Did your child start school this year? Do you miss them? Please do leave a comment and share how you feel.

19 comments

  1. I think everyone feels differently about children starting school. For me, I didn’t because N had been in pretty much full time childcare since a year old. But you do still mourn the young child they were as you see them grow up. N chats a lot, but after school he’s at after school club, then often the OH will take him over to the farm so the homework time we spend together is precious, and bedtime. I think about how wonderful it is to see them grow, and that’s been launched by us.

  2. Oh my heart goes out to you – I can imagine I’ll be feeling exactly the same when my daughters go to school. Getting used to a new routine is always hard, but your her mummy and you’ll always have that bond 🙂

    • My youngest started school in September and my eldest started 2 years prior and I still struggle. Don’t get me wrong I have always been a parent n not just a best friend (the one to moan n tell them off) however we have always talked and had soooo much fun n cuddled n shared and laughed n now I just seem to rush them. they’re always on a clock and I am nagging to get em out the door or to do homework. I feel sick most days. I hate it. I started working full time days when littlest went to school so like you I am not home sat self pitying but it is hard! Big hugs to all those mums out there.

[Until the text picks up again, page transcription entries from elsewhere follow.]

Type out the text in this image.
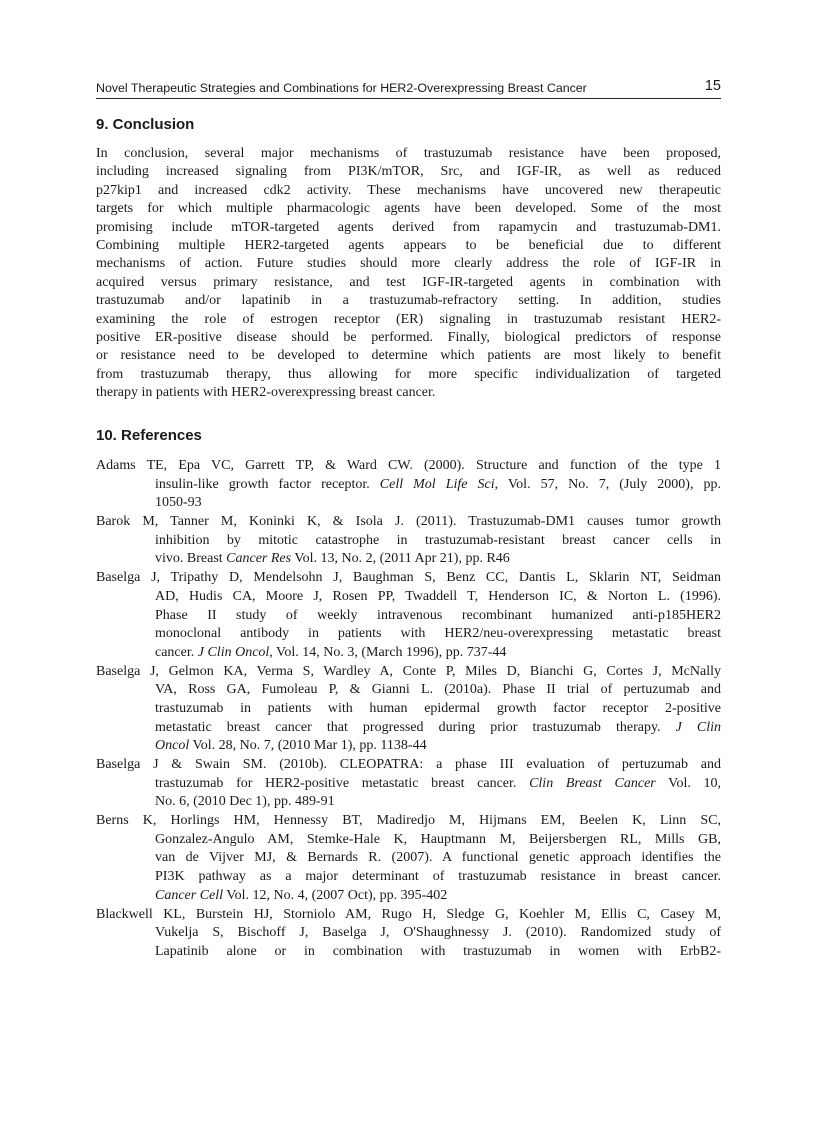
Novel Therapeutic Strategies and Combinations for HER2-Overexpressing Breast Cancer	15
9. Conclusion
In conclusion, several major mechanisms of trastuzumab resistance have been proposed,
including increased signaling from PI3K/mTOR, Src, and IGF-IR, as well as reduced
p27kip1 and increased cdk2 activity. These mechanisms have uncovered new therapeutic
targets for which multiple pharmacologic agents have been developed. Some of the most
promising include mTOR-targeted agents derived from rapamycin and trastuzumab-DM1.
Combining multiple HER2-targeted agents appears to be beneficial due to different
mechanisms of action. Future studies should more clearly address the role of IGF-IR in
acquired versus primary resistance, and test IGF-IR-targeted agents in combination with
trastuzumab and/or lapatinib in a trastuzumab-refractory setting. In addition, studies
examining the role of estrogen receptor (ER) signaling in trastuzumab resistant HER2-
positive ER-positive disease should be performed. Finally, biological predictors of response
or resistance need to be developed to determine which patients are most likely to benefit
from trastuzumab therapy, thus allowing for more specific individualization of targeted
therapy in patients with HER2-overexpressing breast cancer.
10. References
Adams TE, Epa VC, Garrett TP, & Ward CW. (2000). Structure and function of the type 1
insulin-like growth factor receptor. Cell Mol Life Sci, Vol. 57, No. 7, (July 2000), pp.
1050-93
Barok M, Tanner M, Koninki K, & Isola J. (2011). Trastuzumab-DM1 causes tumor growth
inhibition by mitotic catastrophe in trastuzumab-resistant breast cancer cells in
vivo. Breast Cancer Res Vol. 13, No. 2, (2011 Apr 21), pp. R46
Baselga J, Tripathy D, Mendelsohn J, Baughman S, Benz CC, Dantis L, Sklarin NT, Seidman
AD, Hudis CA, Moore J, Rosen PP, Twaddell T, Henderson IC, & Norton L. (1996).
Phase II study of weekly intravenous recombinant humanized anti-p185HER2
monoclonal antibody in patients with HER2/neu-overexpressing metastatic breast
cancer. J Clin Oncol, Vol. 14, No. 3, (March 1996), pp. 737-44
Baselga J, Gelmon KA, Verma S, Wardley A, Conte P, Miles D, Bianchi G, Cortes J, McNally
VA, Ross GA, Fumoleau P, & Gianni L. (2010a). Phase II trial of pertuzumab and
trastuzumab in patients with human epidermal growth factor receptor 2-positive
metastatic breast cancer that progressed during prior trastuzumab therapy. J Clin
Oncol Vol. 28, No. 7, (2010 Mar 1), pp. 1138-44
Baselga J & Swain SM. (2010b). CLEOPATRA: a phase III evaluation of pertuzumab and
trastuzumab for HER2-positive metastatic breast cancer. Clin Breast Cancer Vol. 10,
No. 6, (2010 Dec 1), pp. 489-91
Berns K, Horlings HM, Hennessy BT, Madiredjo M, Hijmans EM, Beelen K, Linn SC,
Gonzalez-Angulo AM, Stemke-Hale K, Hauptmann M, Beijersbergen RL, Mills GB,
van de Vijver MJ, & Bernards R. (2007). A functional genetic approach identifies the
PI3K pathway as a major determinant of trastuzumab resistance in breast cancer.
Cancer Cell Vol. 12, No. 4, (2007 Oct), pp. 395-402
Blackwell KL, Burstein HJ, Storniolo AM, Rugo H, Sledge G, Koehler M, Ellis C, Casey M,
Vukelja S, Bischoff J, Baselga J, O'Shaughnessy J. (2010). Randomized study of
Lapatinib alone or in combination with trastuzumab in women with ErbB2-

  3. My eldest starts school next year and I know I’m going to really miss him. I think he is ready for school, but I know the house will feel so empty without him here. My youngest misses him when he is at preschool all day, so I don’t know how he is going to be when school starts.

  4. I can understand, my only son is 8 and his school is starting tomorrow and I have started missing him. He is so excited and im happy too but I am so upset from inside like I am letting him go somewhere. I want to spend more time, more touch, more talks etc this is bringing tears in my eyes. I wish i had a magic so that I could stop the time for some time to spend few extra moments with him.

  5. Good luck to everyone reading this with children starting school – it’s such an emotional but exciting time for everyone x

  6. How are you a year on? My daughter has today exceeded her previous number of consecutive days at school and I was waiting for her to get wobbly and she has – but so have I. I’m sad. I can’t shake it. I want her with me sooooo much. I know she wants me too… This is awful.

    • A year on it is much better – I think it just takes time on both sides…it’s a massive change to adjust to and we still have our moments especially after any school holidays. Hope it gets better for you x

  7. Thank you. This is exactly how I’m feeling about my daughter who started school last week. I miss her heaps already and feel our time is squashed into morning and afternoon.

  8. Don’t feel bad I have a 9 year old 4th grader whom i miss very much when he goes to school or anywhere its like i don’t wanna let him outta my sight. He’s my only child.

  9. I get you Talya. This brought tears to my eyes. I miss my little girl all the time. I mourn the days when she would stay home with me. Now she seems so exited about her new friends and school activities. I’m happy for her. Glad she settled in so well. But I still feel like when she goes to school we just don’t find enough time to catch up anymore. And most times she seems to have a lot to say about her new friends and school but before we know it it’s evening and we have to rush back to bed and start it all over again. She makes our home so lively and warm and when she’s away the house is never the same

    • I can truly understand how you feel. It’s a bittersweet experience, watching them grow and become more independent. While you’re undoubtedly proud of her for thriving at school and making new friends, it’s entirely natural to miss those quieter, more intimate moments you used to share.